Cloud connection lost frequently (today Jul 28)

Slight frustration here. This is happening for me every 5 minutes. Nothing wrong with my general connectivity (I’ve monitored that)

Something wrong with cloud today?

Hi @ericsonmartin, I am very sorry to hear you’re having trouble here.

I had a quick look at the logs for your n8n cloud instance and its seems your workflow executions require more memory than available to the instance. This ultimately leads to a FATAL ERROR: Reached heap limit Allocation failed - JavaScript heap out of memory error and a subsequent instance restart during which time you would see the Connection lost message you have shared.

Now I can’t look at the workflows themselves, but on a very general level, the factors increasing the memory usage for a workflow execution include:

  • Amount of JSON data
  • Size of binary data
  • Number of nodes in a workflow
  • Type of nodes in a workflow (the Function node specifically drives up memory consumption significantly)
  • Whether the workflow is started by a trigger or manually (manual executions increase memory consumption since an additional copy of data is held available for the UI)
  • Number of workflows executed in parallel

To address this problem, there are a number of options, which one is the most suitable would depend on your exact workflows:

  1. Increase the amount of RAM available to an n8n instance (this is mostly applies to self-hosting n8n, on n8n cloud this would require upgrading to a larger plan)
  2. Split the data processed into smaller chunks (e.g. instead of fetching 10,000 rows with each execution, process only 200 rows with each execution)
  3. Split the workflow up into into sub-workflows and ensure each sub-workflow only returns a limited amount of data to its parent workflow
  4. Avoid using the Function node
  5. Avoid executing the workflow manually
  6. Avoid scheduling multiple workflows to execute at the same time

This probably wasn’t the answer you were hoping for, but I hope it provides some guidance to addressing the problem.

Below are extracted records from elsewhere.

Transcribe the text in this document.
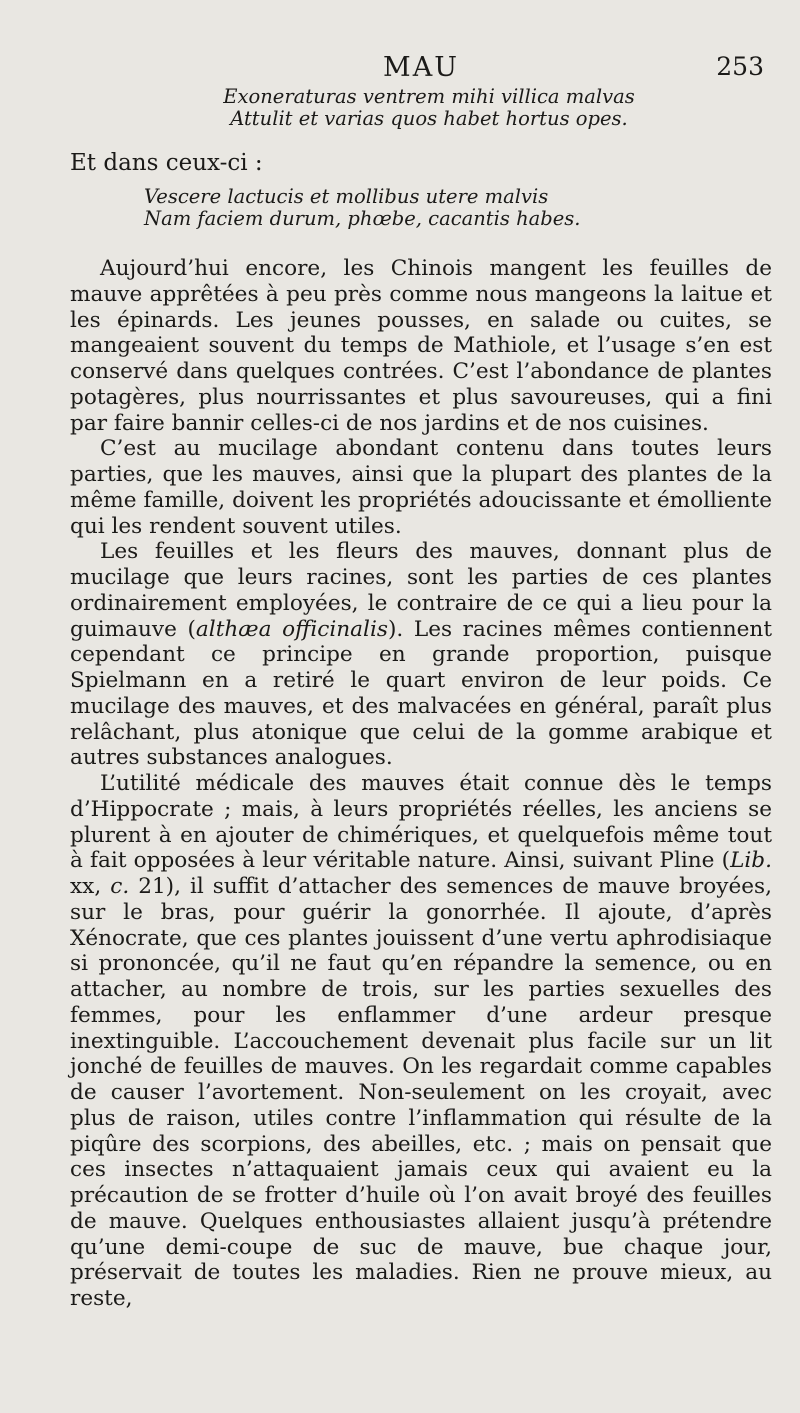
MAU	253
Exoneraturas ventrem mihi villica malvas
Attulit et varias quos habet hortus opes.
Et dans ceux-ci :
Vescere lactucis et mollibus utere malvis
Nam faciem durum, phœbe, cacantis habes.

Aujourd’hui encore, les Chinois mangent les feuilles de mauve apprêtées à peu près comme nous mangeons la laitue et les épinards. Les jeunes pousses, en salade ou cuites, se mangeaient souvent du temps de Mathiole, et l’usage s’en est conservé dans quelques contrées. C’est l’abondance de plantes potagères, plus nourrissantes et plus savoureuses, qui a fini par faire bannir celles-ci de nos jardins et de nos cuisines.

C’est au mucilage abondant contenu dans toutes leurs parties, que les mauves, ainsi que la plupart des plantes de la même famille, doivent les propriétés adoucissante et émolliente qui les rendent souvent utiles.

Les feuilles et les fleurs des mauves, donnant plus de mucilage que leurs racines, sont les parties de ces plantes ordinairement employées, le contraire de ce qui a lieu pour la guimauve (althæa officinalis). Les racines mêmes contiennent cependant ce principe en grande proportion, puisque Spielmann en a retiré le quart environ de leur poids. Ce mucilage des mauves, et des malvacées en général, paraît plus relâchant, plus atonique que celui de la gomme arabique et autres substances analogues.

L’utilité médicale des mauves était connue dès le temps d’Hippocrate ; mais, à leurs propriétés réelles, les anciens se plurent à en ajouter de chimériques, et quelquefois même tout à fait opposées à leur véritable nature. Ainsi, suivant Pline (Lib. xx, c. 21), il suffit d’attacher des semences de mauve broyées, sur le bras, pour guérir la gonorrhée. Il ajoute, d’après Xénocrate, que ces plantes jouissent d’une vertu aphrodisiaque si prononcée, qu’il ne faut qu’en répandre la semence, ou en attacher, au nombre de trois, sur les parties sexuelles des femmes, pour les enflammer d’une ardeur presque inextinguible. L’accouchement devenait plus facile sur un lit jonché de feuilles de mauves. On les regardait comme capables de causer l’avortement. Non-seulement on les croyait, avec plus de raison, utiles contre l’inflammation qui résulte de la piqûre des scorpions, des abeilles, etc. ; mais on pensait que ces insectes n’attaquaient jamais ceux qui avaient eu la précaution de se frotter d’huile où l’on avait broyé des feuilles de mauve. Quelques enthousiastes allaient jusqu’à prétendre qu’une demi-coupe de suc de mauve, bue chaque jour, préservait de toutes les maladies. Rien ne prouve mieux, au reste,
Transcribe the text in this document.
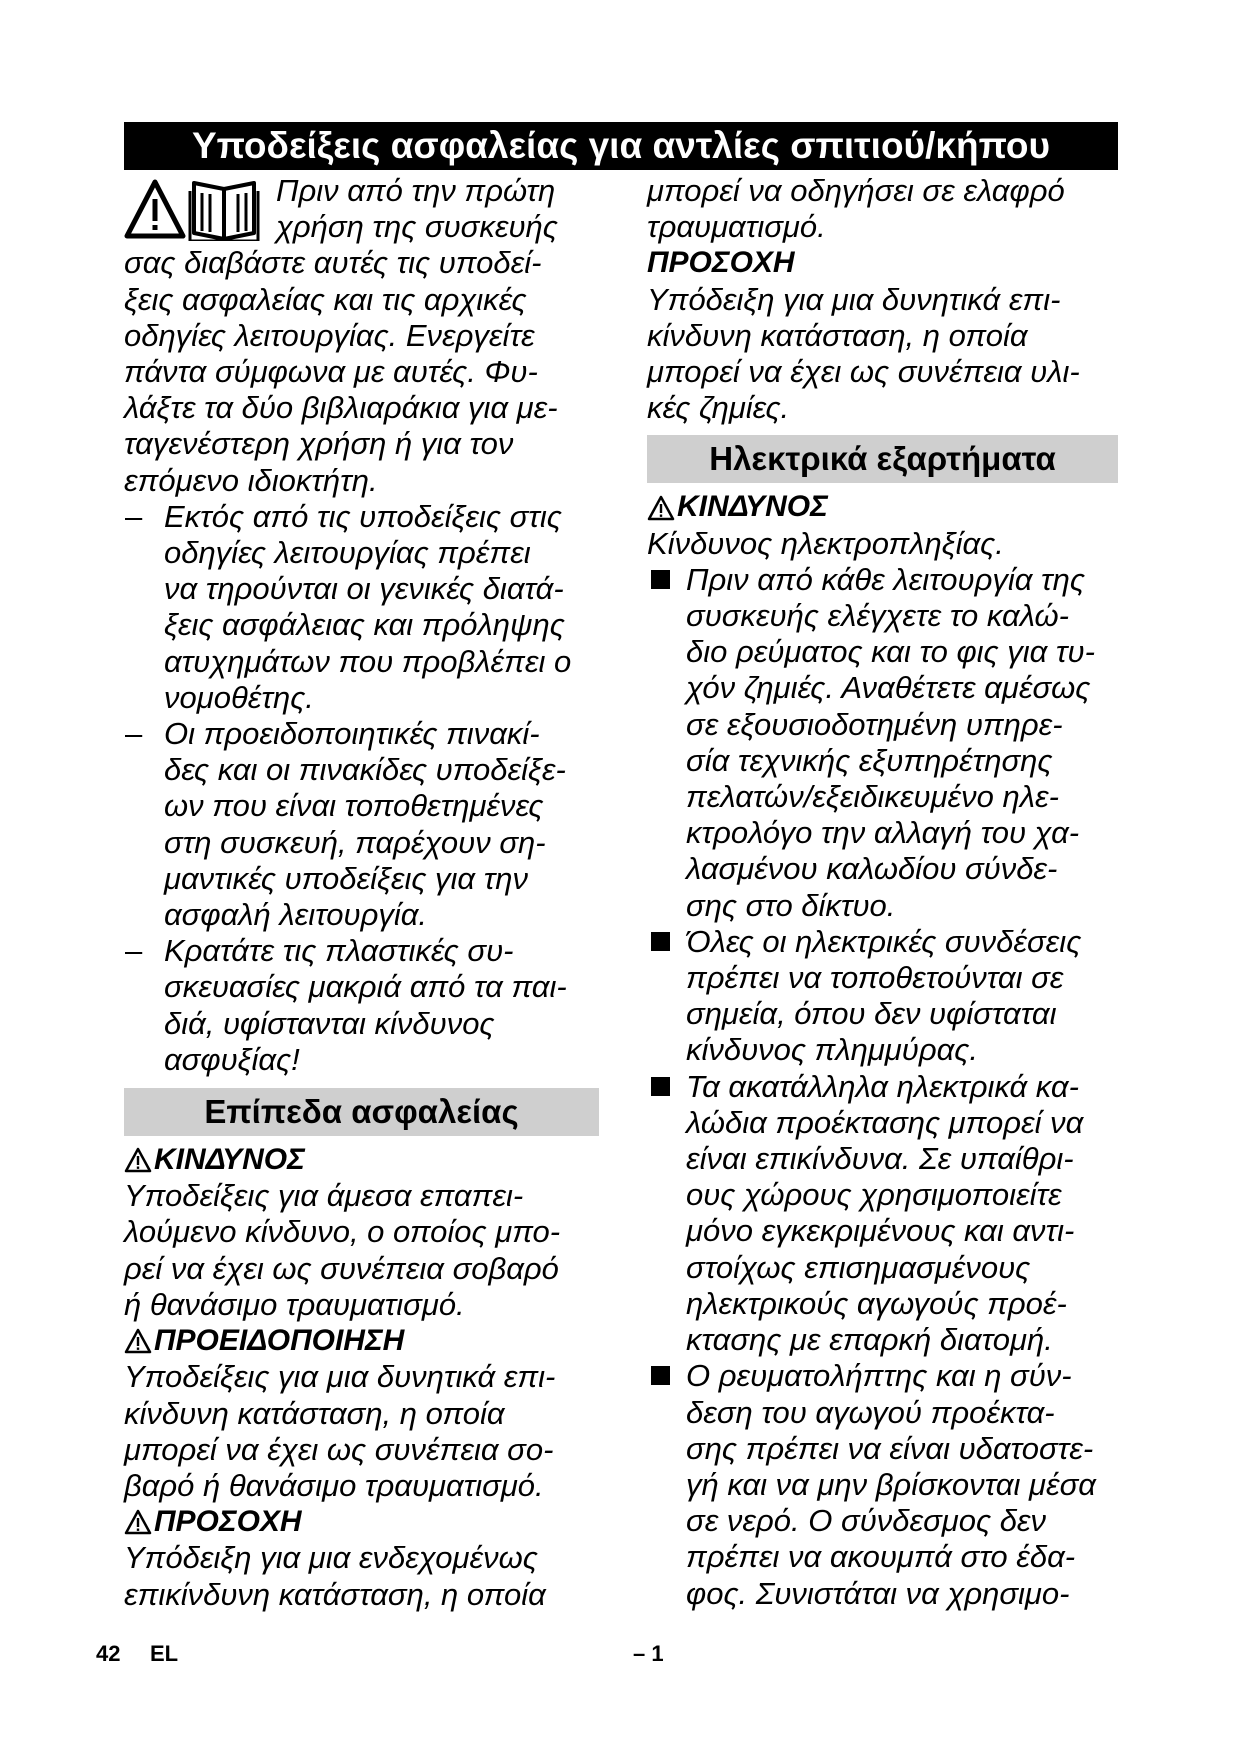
Υποδείξεις ασφαλείας για αντλίες σπιτιού/κήπου
Πριν από την πρώτη
χρήση της συσκευής
σας διαβάστε αυτές τις υποδεί-
ξεις ασφαλείας και τις αρχικές
οδηγίες λειτουργίας. Ενεργείτε
πάντα σύμφωνα με αυτές. Φυ-
λάξτε τα δύο βιβλιαράκια για με-
ταγενέστερη χρήση ή για τον
επόμενο ιδιοκτήτη.
– Εκτός από τις υποδείξεις στις
οδηγίες λειτουργίας πρέπει
να τηρούνται οι γενικές διατά-
ξεις ασφάλειας και πρόληψης
ατυχημάτων που προβλέπει ο
νομοθέτης.
– Οι προειδοποιητικές πινακί-
δες και οι πινακίδες υποδείξε-
ων που είναι τοποθετημένες
στη συσκευή, παρέχουν ση-
μαντικές υποδείξεις για την
ασφαλή λειτουργία.
– Κρατάτε τις πλαστικές συ-
σκευασίες μακριά από τα παι-
διά, υφίστανται κίνδυνος
ασφυξίας!
Επίπεδα ασφαλείας
ΚΙΝΔΥΝΟΣ
Υποδείξεις για άμεσα επαπει-
λούμενο κίνδυνο, ο οποίος μπο-
ρεί να έχει ως συνέπεια σοβαρό
ή θανάσιμο τραυματισμό.
ΠΡΟΕΙΔΟΠΟΙΗΣΗ
Υποδείξεις για μια δυνητικά επι-
κίνδυνη κατάσταση, η οποία
μπορεί να έχει ως συνέπεια σο-
βαρό ή θανάσιμο τραυματισμό.
ΠΡΟΣΟΧΗ
Υπόδειξη για μια ενδεχομένως
επικίνδυνη κατάσταση, η οποία
μπορεί να οδηγήσει σε ελαφρό
τραυματισμό.
ΠΡΟΣΟΧΗ
Υπόδειξη για μια δυνητικά επι-
κίνδυνη κατάσταση, η οποία
μπορεί να έχει ως συνέπεια υλι-
κές ζημίες.
Ηλεκτρικά εξαρτήματα
ΚΙΝΔΥΝΟΣ
Κίνδυνος ηλεκτροπληξίας.
Πριν από κάθε λειτουργία της
συσκευής ελέγχετε το καλώ-
διο ρεύματος και το φις για τυ-
χόν ζημιές. Αναθέτετε αμέσως
σε εξουσιοδοτημένη υπηρε-
σία τεχνικής εξυπηρέτησης
πελατών/εξειδικευμένο ηλε-
κτρολόγο την αλλαγή του χα-
λασμένου καλωδίου σύνδε-
σης στο δίκτυο.
Όλες οι ηλεκτρικές συνδέσεις
πρέπει να τοποθετούνται σε
σημεία, όπου δεν υφίσταται
κίνδυνος πλημμύρας.
Τα ακατάλληλα ηλεκτρικά κα-
λώδια προέκτασης μπορεί να
είναι επικίνδυνα. Σε υπαίθρι-
ους χώρους χρησιμοποιείτε
μόνο εγκεκριμένους και αντι-
στοίχως επισημασμένους
ηλεκτρικούς αγωγούς προέ-
κτασης με επαρκή διατομή.
Ο ρευματολήπτης και η σύν-
δεση του αγωγού προέκτα-
σης πρέπει να είναι υδατοστε-
γή και να μην βρίσκονται μέσα
σε νερό. Ο σύνδεσμος δεν
πρέπει να ακουμπά στο έδα-
φος. Συνιστάται να χρησιμο-
42 EL	– 1
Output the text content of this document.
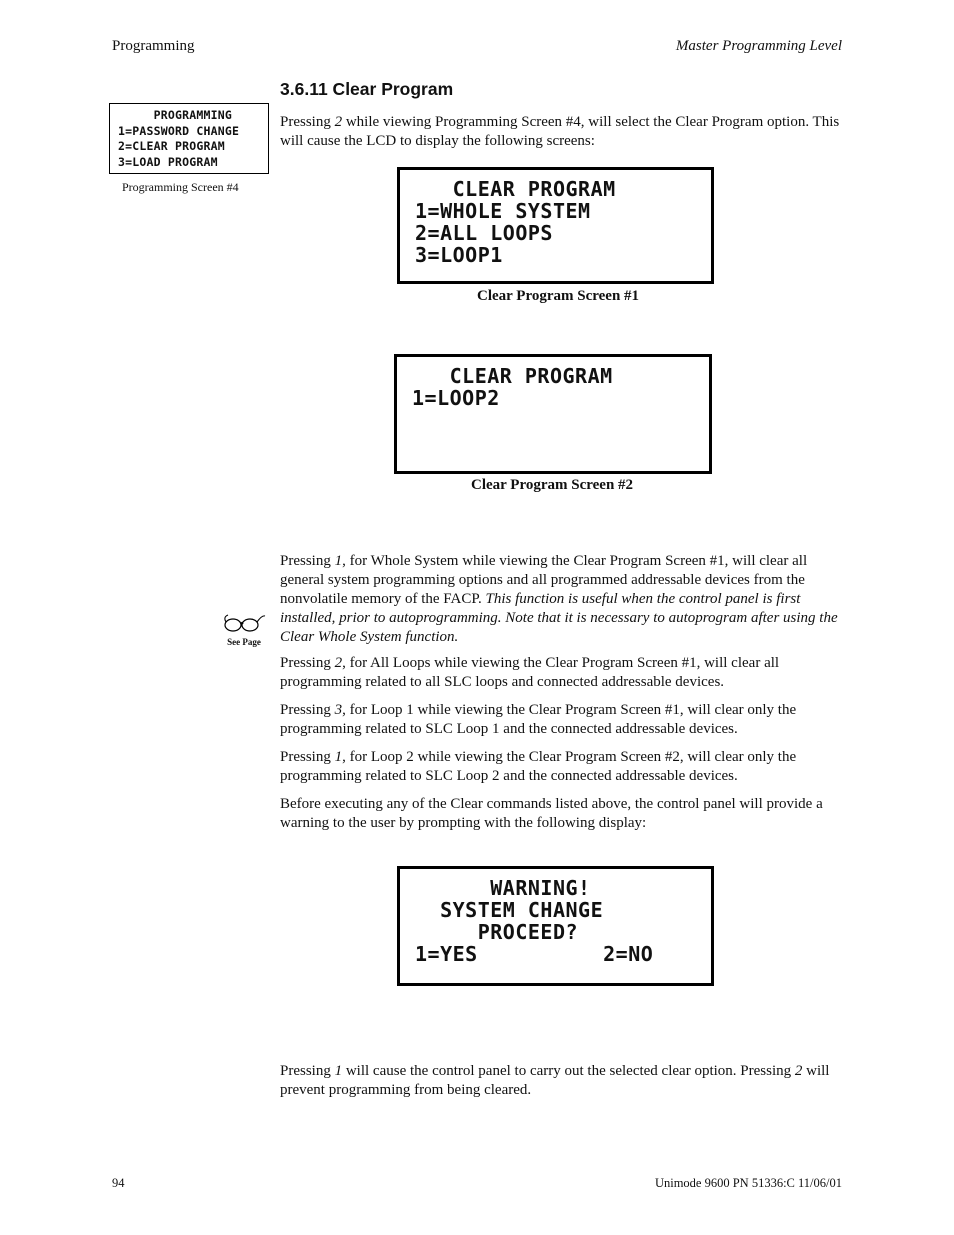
Programming	Master Programming Level
3.6.11 Clear Program
PROGRAMMING
1=PASSWORD CHANGE
2=CLEAR PROGRAM
3=LOAD PROGRAM
Programming Screen #4
Pressing 2 while viewing Programming Screen #4, will select the Clear Program option. This will cause the LCD to display the following screens:
CLEAR PROGRAM
1=WHOLE SYSTEM
2=ALL LOOPS
3=LOOP1
Clear Program Screen #1
CLEAR PROGRAM
1=LOOP2
Clear Program Screen #2
See Page
Pressing 1, for Whole System while viewing the Clear Program Screen #1, will clear all general system programming options and all programmed addressable devices from the nonvolatile memory of the FACP. This function is useful when the control panel is first installed, prior to autoprogramming. Note that it is necessary to autoprogram after using the Clear Whole System function.
Pressing 2, for All Loops while viewing the Clear Program Screen #1, will clear all programming related to all SLC loops and connected addressable devices.
Pressing 3, for Loop 1 while viewing the Clear Program Screen #1, will clear only the programming related to SLC Loop 1 and the connected addressable devices.
Pressing 1, for Loop 2 while viewing the Clear Program Screen #2, will clear only the programming related to SLC Loop 2 and the connected addressable devices.
Before executing any of the Clear commands listed above, the control panel will provide a warning to the user by prompting with the following display:
WARNING!
SYSTEM CHANGE
PROCEED?
1=YES          2=NO
Pressing 1 will cause the control panel to carry out the selected clear option. Pressing 2 will prevent programming from being cleared.
94	Unimode 9600 PN 51336:C 11/06/01
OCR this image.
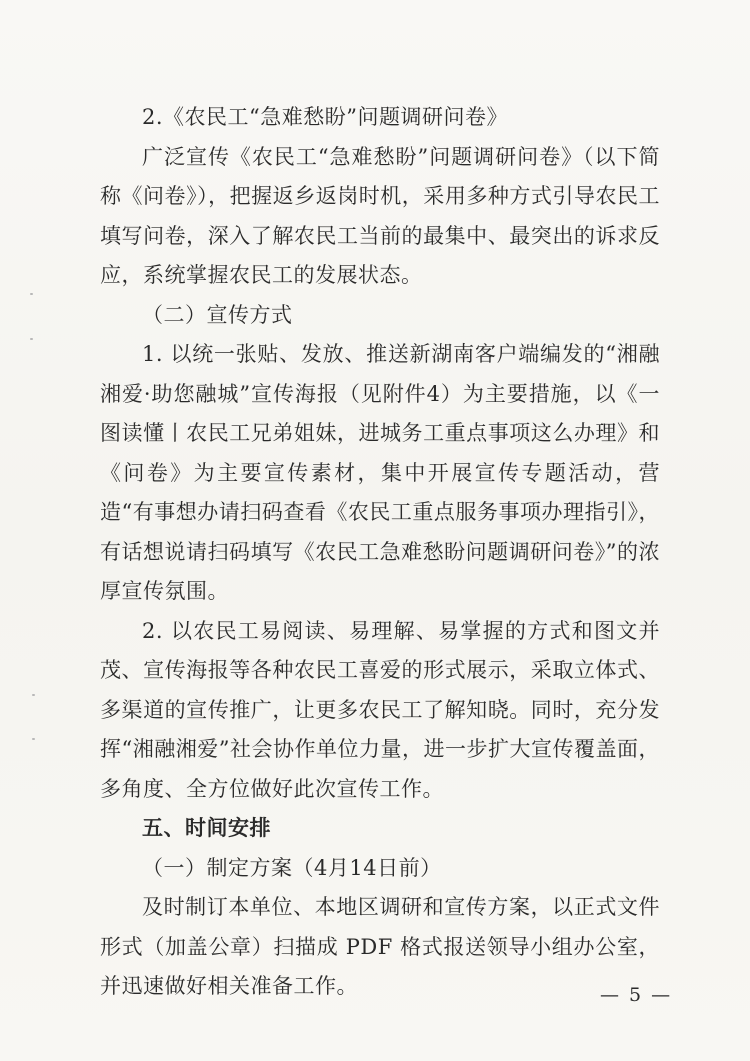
2.《农民工“急难愁盼”问题调研问卷》

广泛宣传《农民工“急难愁盼”问题调研问卷》（以下简称《问卷》），把握返乡返岗时机，采用多种方式引导农民工填写问卷，深入了解农民工当前的最集中、最突出的诉求反应，系统掌握农民工的发展状态。

（二）宣传方式

1. 以统一张贴、发放、推送新湖南客户端编发的“湘融湘爱·助您融城”宣传海报（见附件4）为主要措施，以《一图读懂丨农民工兄弟姐妹，进城务工重点事项这么办理》和《问卷》为主要宣传素材，集中开展宣传专题活动，营造“有事想办请扫码查看《农民工重点服务事项办理指引》，有话想说请扫码填写《农民工急难愁盼问题调研问卷》”的浓厚宣传氛围。

2. 以农民工易阅读、易理解、易掌握的方式和图文并茂、宣传海报等各种农民工喜爱的形式展示，采取立体式、多渠道的宣传推广，让更多农民工了解知晓。同时，充分发挥“湘融湘爱”社会协作单位力量，进一步扩大宣传覆盖面，多角度、全方位做好此次宣传工作。

五、时间安排

（一）制定方案（4月14日前）

及时制订本单位、本地区调研和宣传方案，以正式文件形式（加盖公章）扫描成 PDF 格式报送领导小组办公室，并迅速做好相关准备工作。	— 5 —
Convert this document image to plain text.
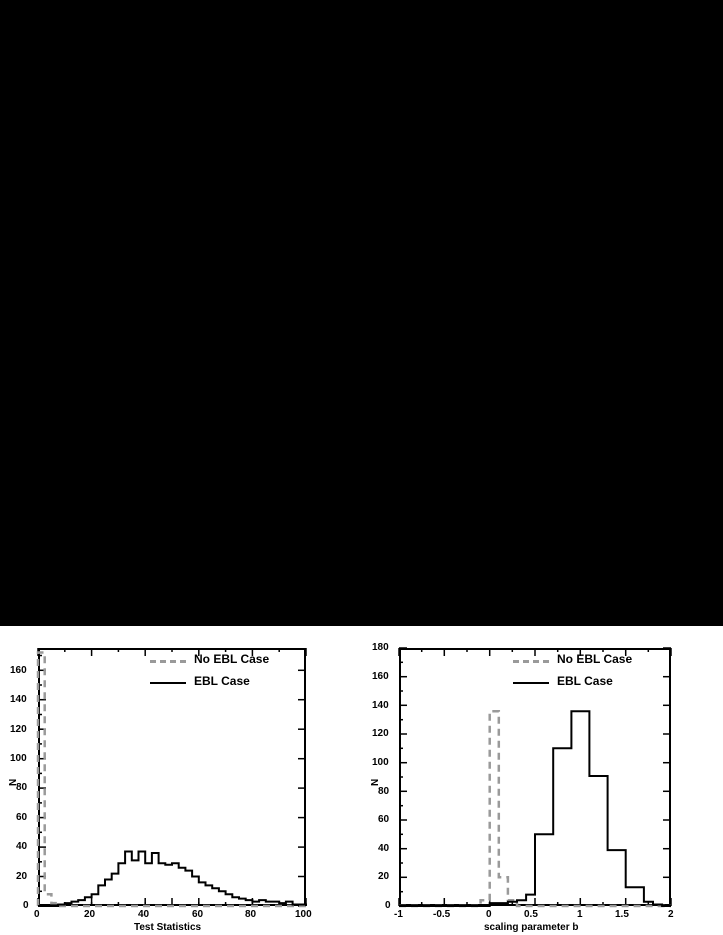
0
20
40
60
80
100
120
140
160
0	20	40	60	80	100
Test Statistics
N
No EBL Case
EBL Case
0
20
40
60
80
100
120
140
160
180
-1	-0.5	0	0.5	1	1.5	2
scaling parameter b
N
No EBL Case
EBL Case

Thanks for the quick reply. The json data is a merged set of about 2.22mb. About 6 nodes where one is a function.

I have similar in other flows and not encountered any issues.

Can share the flow with you privately if that helps

Hi @ericsonmartin, does that JSON set by any chance consist of a large number of individual items?

If so, the approach of splitting up the workflow into a parent and a sub-workflow (processing only a subset of the overall items and then returning a small response instead of the entire payload to the parent) might help here. You can check out Workflow stops at random moments with status "Unknown" - #4 by MutedJam for an example of how such a sub-workflow could look like and adjust it to your scenario.

No, it’s paginated from 5 runs. I think that someone from the N8N team helped with merging the data.

This is where the connection is lost.

Am I better off with a Kubernetes self hosted?

Just realising that this one run the 5th page 5 times…

Do you need to process all items coming from your GraphQL node at once (which seems to be what your Function node is doing)? If not, this might be a great entry point for the sub-workflow. Send batches of 100 items each to your sub-workflow and handle the processing in there. Then only return something like {"success": true} or similar to the parent.

Am I better off with a Kubernetes self hosted?

If your workflow is memory-hungry self-hosting could be a suitable alternative, simply because you’ll be able to monitor memory usage first hand and assign as much memory as needed to your n8n instance.

I’d like to avoid self hosted. It’s just a time thief and will cost more than the cloud version.

I’ll try what you suggested